平成16年度から国立大学は法人化され、東北大学も第一期中期目標計画(平成16〜22年度)に対しての評価を大学評価学位授与機構により受けた訳ですが、本医学部・研究科は、教育研究水準で最も高い評価(15項目中A評価14項目)を受け(2位東大6項目)、大きな問題はないと考えています。しかし、国際的競争時代に遅れる事なく、個人の能力を更に高めつつ、互いに協調・融合し、総合力を発揮できること、各専攻・講座・分野の目標を設定して確実に成果を出せること、すなわち、Mission, Process, Outcomeを明確にした組織への発展を目指します。
震災復興に医学部・医学系研究科としてどのように対応するかですが、3.11東日本大震災では、自ら甚大な被害を受けながらも、被災地域への支援等で奮闘しました。中でも活躍されたのが艮陵同窓会会員である先輩諸氏、医学部・大学病院教員、若い医員や大学院生でした。これから真の復興に向けて果敢に立ち向かおうとしているところです。
一方では、医学系研究科は2012年2月に設置された東北メディカルメガバンク機構と一体で、次世代医療イノベーションの創造と被災地医療支援を推進しています。
さらには、「総合地域医療センター」を艮陵会館内に設置し、兼ねて準備していた「東北大学クリニカル・スキルスラボ」の開所式も併せて、今後の震災復興に欠かせない循環型医師生涯教育制度としての機能充実化を図っているところです。
また、2012年4月に設置された災害科学国際研究所に医学系研究科は7分野を拠出し、災害医学研究部門として貢献して参る所存です。
新体制となった東北大学病院との連携についても一言触れておきます。
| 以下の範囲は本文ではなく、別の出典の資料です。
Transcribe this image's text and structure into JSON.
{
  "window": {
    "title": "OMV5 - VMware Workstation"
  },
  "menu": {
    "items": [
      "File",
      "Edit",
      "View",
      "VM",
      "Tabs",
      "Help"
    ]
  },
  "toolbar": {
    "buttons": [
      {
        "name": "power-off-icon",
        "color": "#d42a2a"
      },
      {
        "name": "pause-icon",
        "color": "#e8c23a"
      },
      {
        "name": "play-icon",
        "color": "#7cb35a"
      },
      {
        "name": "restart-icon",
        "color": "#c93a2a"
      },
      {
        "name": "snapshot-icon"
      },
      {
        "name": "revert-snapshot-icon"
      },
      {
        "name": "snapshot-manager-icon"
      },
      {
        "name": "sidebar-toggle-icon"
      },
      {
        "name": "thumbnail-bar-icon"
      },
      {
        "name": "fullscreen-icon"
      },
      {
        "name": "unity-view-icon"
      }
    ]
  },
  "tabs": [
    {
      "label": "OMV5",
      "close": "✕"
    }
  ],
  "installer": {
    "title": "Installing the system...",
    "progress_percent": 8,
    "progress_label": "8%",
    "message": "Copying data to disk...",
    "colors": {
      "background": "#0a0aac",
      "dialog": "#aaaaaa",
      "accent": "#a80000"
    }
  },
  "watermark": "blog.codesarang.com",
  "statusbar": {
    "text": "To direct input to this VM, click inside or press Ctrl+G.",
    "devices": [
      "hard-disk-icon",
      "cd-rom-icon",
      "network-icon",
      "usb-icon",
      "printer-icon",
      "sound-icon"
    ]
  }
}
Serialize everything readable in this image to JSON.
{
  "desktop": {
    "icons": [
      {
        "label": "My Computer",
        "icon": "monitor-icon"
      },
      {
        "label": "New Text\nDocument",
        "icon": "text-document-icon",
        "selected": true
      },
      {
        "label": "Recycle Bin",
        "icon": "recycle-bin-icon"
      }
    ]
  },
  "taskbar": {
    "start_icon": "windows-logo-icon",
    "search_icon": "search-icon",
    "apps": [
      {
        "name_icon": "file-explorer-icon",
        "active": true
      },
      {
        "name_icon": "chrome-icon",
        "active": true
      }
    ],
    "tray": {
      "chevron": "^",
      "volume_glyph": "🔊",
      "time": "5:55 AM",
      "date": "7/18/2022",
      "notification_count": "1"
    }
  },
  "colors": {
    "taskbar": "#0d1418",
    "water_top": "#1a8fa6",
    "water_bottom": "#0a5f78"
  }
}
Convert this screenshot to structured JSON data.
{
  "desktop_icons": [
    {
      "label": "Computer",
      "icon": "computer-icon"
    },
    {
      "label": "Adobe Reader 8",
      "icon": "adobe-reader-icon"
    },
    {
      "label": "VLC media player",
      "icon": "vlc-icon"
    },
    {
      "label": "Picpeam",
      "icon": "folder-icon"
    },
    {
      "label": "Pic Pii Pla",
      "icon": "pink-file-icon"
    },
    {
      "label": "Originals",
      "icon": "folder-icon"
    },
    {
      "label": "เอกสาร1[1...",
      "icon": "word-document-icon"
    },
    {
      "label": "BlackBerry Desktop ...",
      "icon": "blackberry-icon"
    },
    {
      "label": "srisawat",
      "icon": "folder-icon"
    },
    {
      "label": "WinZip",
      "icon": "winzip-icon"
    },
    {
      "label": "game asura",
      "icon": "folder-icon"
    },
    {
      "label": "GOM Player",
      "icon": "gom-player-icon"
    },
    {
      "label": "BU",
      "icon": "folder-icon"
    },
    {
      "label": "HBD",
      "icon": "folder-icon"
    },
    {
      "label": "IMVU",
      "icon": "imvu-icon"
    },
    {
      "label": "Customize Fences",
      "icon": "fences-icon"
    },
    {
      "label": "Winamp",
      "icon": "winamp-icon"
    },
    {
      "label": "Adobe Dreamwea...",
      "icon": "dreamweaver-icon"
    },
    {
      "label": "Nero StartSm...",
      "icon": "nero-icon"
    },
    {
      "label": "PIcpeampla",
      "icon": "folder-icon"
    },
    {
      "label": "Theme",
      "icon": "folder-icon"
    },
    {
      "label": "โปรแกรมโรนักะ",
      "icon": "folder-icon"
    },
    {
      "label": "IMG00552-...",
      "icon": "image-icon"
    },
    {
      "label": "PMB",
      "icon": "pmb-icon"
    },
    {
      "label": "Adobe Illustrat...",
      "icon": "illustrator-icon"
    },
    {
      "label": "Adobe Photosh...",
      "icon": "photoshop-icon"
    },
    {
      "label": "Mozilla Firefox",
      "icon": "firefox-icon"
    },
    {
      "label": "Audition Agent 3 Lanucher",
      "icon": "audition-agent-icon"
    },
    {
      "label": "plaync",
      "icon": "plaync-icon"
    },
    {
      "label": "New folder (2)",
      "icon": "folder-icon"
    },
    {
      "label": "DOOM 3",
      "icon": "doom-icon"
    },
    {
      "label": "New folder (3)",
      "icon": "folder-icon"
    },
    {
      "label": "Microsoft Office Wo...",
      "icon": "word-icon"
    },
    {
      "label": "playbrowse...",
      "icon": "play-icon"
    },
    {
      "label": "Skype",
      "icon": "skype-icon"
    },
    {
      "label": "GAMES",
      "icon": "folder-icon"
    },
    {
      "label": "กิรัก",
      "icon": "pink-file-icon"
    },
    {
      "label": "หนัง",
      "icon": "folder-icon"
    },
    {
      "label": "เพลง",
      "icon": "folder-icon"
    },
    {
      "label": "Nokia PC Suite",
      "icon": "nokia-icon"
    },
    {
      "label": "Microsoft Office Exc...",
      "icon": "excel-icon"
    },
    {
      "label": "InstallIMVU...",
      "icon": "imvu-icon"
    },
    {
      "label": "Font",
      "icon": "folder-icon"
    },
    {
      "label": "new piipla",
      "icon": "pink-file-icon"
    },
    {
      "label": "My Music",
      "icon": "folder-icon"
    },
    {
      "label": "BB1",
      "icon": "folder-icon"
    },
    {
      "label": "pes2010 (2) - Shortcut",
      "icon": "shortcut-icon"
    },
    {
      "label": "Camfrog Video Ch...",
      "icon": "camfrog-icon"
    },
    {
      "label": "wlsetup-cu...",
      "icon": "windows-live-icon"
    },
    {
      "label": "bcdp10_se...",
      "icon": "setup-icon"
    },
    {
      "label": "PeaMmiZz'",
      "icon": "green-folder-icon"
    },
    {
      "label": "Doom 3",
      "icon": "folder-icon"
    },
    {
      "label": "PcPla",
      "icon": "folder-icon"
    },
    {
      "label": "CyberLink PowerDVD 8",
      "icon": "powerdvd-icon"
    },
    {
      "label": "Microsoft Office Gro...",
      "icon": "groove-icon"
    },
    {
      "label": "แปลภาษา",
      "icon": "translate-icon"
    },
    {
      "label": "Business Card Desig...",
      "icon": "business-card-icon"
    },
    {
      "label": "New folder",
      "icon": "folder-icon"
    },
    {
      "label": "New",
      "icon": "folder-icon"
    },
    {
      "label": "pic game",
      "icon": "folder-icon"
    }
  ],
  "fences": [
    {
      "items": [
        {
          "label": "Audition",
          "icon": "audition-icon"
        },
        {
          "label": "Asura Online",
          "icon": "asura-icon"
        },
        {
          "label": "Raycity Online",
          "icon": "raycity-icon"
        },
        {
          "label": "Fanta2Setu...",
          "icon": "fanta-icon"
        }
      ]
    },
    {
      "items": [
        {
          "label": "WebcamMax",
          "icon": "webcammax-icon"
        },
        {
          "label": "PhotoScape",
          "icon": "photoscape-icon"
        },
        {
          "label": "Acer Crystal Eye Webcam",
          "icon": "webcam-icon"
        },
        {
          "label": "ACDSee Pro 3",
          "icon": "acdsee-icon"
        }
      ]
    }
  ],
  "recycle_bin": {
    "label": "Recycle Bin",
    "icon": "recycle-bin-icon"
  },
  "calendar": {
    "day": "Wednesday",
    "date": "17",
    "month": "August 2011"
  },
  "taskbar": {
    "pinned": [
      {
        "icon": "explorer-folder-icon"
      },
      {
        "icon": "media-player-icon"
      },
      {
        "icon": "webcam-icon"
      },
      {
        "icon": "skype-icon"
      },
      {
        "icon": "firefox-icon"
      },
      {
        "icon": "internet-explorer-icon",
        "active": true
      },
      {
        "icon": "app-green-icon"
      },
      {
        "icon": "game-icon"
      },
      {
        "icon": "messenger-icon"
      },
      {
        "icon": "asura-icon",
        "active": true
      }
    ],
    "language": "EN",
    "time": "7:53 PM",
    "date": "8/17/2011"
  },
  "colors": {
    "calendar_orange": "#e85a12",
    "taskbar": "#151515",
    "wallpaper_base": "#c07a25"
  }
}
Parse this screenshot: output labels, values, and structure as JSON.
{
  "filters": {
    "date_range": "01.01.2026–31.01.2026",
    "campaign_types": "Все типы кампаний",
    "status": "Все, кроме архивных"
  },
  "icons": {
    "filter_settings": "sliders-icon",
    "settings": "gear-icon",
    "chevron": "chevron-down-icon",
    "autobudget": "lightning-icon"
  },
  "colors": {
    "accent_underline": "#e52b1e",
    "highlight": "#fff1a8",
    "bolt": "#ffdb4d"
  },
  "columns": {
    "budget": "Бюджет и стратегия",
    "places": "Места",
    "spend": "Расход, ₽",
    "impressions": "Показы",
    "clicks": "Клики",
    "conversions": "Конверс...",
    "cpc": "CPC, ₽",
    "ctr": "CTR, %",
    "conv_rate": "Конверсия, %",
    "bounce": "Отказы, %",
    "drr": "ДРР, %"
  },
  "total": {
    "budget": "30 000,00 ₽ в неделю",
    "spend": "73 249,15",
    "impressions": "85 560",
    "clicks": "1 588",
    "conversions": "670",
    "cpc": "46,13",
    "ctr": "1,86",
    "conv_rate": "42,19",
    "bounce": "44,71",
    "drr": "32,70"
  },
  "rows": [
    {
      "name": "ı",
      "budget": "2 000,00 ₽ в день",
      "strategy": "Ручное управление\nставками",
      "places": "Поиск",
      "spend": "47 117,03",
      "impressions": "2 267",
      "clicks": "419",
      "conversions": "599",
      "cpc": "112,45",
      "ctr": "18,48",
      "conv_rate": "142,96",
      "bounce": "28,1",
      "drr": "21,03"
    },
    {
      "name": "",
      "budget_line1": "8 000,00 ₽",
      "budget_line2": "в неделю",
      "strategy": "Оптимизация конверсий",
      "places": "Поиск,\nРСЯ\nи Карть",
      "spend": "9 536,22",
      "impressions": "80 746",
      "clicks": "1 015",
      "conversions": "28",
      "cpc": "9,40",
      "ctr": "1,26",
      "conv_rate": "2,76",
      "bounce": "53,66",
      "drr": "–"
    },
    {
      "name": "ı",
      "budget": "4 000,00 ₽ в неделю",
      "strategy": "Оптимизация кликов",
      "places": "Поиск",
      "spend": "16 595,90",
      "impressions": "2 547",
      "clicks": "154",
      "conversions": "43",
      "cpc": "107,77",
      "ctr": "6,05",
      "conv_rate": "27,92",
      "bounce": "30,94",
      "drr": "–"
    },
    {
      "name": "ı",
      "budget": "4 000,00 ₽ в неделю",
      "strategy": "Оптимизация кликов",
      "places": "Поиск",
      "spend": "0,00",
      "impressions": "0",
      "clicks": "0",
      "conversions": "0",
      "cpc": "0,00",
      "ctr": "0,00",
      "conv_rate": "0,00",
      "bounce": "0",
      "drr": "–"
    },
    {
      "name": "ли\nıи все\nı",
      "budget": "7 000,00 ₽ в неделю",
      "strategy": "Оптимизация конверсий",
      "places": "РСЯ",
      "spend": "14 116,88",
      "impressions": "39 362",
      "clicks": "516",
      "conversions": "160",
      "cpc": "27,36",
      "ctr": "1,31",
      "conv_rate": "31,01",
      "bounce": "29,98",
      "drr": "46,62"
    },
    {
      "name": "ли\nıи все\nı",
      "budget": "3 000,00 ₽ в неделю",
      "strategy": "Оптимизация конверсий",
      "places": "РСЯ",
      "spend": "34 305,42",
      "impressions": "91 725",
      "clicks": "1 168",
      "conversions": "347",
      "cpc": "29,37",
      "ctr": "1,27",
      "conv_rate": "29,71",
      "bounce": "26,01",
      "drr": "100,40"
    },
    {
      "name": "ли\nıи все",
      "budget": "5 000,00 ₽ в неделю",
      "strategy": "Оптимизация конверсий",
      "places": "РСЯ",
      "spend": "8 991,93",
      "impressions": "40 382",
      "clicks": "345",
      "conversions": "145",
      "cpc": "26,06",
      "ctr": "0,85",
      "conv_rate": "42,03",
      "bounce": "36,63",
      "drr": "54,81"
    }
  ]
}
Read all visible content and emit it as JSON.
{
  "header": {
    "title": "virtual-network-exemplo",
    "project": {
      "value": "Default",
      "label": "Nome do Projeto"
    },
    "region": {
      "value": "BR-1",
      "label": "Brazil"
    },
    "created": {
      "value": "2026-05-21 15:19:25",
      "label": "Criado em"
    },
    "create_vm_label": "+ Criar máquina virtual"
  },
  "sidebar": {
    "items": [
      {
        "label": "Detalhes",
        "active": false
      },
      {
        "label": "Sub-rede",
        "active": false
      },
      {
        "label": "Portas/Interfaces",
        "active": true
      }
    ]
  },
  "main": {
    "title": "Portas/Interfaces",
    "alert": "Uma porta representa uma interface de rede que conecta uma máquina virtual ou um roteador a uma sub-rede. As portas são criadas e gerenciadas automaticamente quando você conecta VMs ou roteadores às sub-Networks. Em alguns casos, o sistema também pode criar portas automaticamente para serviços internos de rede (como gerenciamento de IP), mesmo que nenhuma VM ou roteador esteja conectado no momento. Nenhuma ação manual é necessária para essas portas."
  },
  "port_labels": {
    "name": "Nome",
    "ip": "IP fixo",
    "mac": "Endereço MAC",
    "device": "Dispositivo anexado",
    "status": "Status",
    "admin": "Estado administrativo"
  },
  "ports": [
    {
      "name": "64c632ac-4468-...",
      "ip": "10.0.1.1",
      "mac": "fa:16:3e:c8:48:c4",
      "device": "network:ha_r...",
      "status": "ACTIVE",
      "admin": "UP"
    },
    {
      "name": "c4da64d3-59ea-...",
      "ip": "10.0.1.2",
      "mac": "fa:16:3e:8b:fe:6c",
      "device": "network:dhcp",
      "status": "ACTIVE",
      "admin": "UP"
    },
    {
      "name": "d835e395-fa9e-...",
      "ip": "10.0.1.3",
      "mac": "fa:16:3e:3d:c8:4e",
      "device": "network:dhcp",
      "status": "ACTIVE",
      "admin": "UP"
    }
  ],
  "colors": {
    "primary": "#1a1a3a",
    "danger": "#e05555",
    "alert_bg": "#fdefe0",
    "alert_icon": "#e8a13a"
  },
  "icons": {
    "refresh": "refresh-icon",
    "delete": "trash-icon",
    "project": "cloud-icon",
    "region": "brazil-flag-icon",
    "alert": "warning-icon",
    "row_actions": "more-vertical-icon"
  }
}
大学病院は基本理念に「患者に優しい医療と先進医療との調和」を掲げており、全学的に推進される医学・生命科学研究成果を実践する拠点として位置づけられます。本研究科は、歴史的にも病院と両輪で研究を推進してきました。今後も病院診療科・部門はもちろん、TRセンター改め「臨床研究推進センター」、高度救命救急センター、がんセンター等との連携を更に密にしながら、臨床研究を強力に推進するとともに、医学部医学科・保健学科学生の臨床教育実習を通じて、将来の医療を担う高度な医療専門職を育成し、以て世界最高水準のメディカルサイエンスセンターを目指していく所存です。
艮陵同窓会の会員数は現在、約9千名で、全国各地に支部会が設けられ、活動が展開されています。艮陵同窓会は会員相互の親睦および医療研修の充実を図ることを目的に、今後も種々の事業を行って参ります。
会員の皆様には、今後とも、本会の活動にご理解とご協力を賜りますよう、よろしくお願い申し上げます。